Unsaturated fatty acid-doped liposomes deliver piperine to deactivate defensive mechanism for ferroptosis in cancer therapy

Glutathione peroxidase 4 (GPX4) and dihydroorotate dehydrogenase (DHODH) are two mitochondrial cellular defense systems that operate in parallel to protect against ferroptosis. Simultaneously deactivating both proteins can initiate lipid peroxidation, leading to ferroptosis and subsequent cell death. In this study, we developed a transferrin-modified liposomes (TDPL) doped with unsaturated fatty acid docosahexaenoic acid (DHA) as a lipid peroxidation inducer and encapsulated piperine (PIP) to realize effective anticancer therapy. Specifically, transferrin serves a dual role in this system, acting as both a ligand targeting transferrin receptors and a Fe 3+ ionophore. Triggered by the low pH in the lysosome, Fe 3+ ions bound to transferrin are released and reduce to Fe 2+ , which can subsequently catalyze the peroxidation of unsaturated fatty acid.
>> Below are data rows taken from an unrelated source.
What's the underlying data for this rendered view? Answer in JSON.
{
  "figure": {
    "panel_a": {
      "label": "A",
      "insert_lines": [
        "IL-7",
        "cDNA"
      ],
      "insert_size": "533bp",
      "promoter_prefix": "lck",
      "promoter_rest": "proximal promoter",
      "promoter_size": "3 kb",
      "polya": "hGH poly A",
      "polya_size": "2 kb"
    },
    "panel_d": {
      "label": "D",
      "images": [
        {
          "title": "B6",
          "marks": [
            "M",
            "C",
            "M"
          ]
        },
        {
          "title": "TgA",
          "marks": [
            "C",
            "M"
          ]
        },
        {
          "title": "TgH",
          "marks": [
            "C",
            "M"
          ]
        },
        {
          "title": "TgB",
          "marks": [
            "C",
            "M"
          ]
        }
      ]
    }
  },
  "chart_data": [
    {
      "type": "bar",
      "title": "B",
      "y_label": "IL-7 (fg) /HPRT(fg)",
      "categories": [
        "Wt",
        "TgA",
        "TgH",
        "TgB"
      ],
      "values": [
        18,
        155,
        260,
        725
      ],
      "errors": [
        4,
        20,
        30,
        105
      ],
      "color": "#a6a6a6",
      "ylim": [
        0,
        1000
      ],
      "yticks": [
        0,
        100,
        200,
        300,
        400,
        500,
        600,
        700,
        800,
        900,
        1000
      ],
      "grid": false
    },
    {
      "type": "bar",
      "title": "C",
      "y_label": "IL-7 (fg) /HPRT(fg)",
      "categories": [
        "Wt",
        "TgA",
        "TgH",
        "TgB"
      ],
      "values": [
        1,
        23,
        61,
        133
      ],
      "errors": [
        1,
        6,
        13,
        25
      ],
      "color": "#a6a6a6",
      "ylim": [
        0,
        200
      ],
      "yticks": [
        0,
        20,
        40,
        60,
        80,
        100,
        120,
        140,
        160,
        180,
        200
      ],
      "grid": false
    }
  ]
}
Meanwhile, DHA incorporated into the lipid bilayer of the liposome, can fuse with the cell membrane and deactivate GPX4 and thus inducing lipid peroxidation. Furthermore, PIP functions as a potent DHODH inhibitor. Such combination prevents the detoxification of lipid hydroperoxides by GPX4 and the suppression of lipid peroxyl radical production by DHODH. Collectively, this straightforward system promotes antitumor efficacy of unsaturated fatty acid DHA and drug molecule PIP by inhibiting ferroptosis protection mechanisms to induce lipid peroxidation.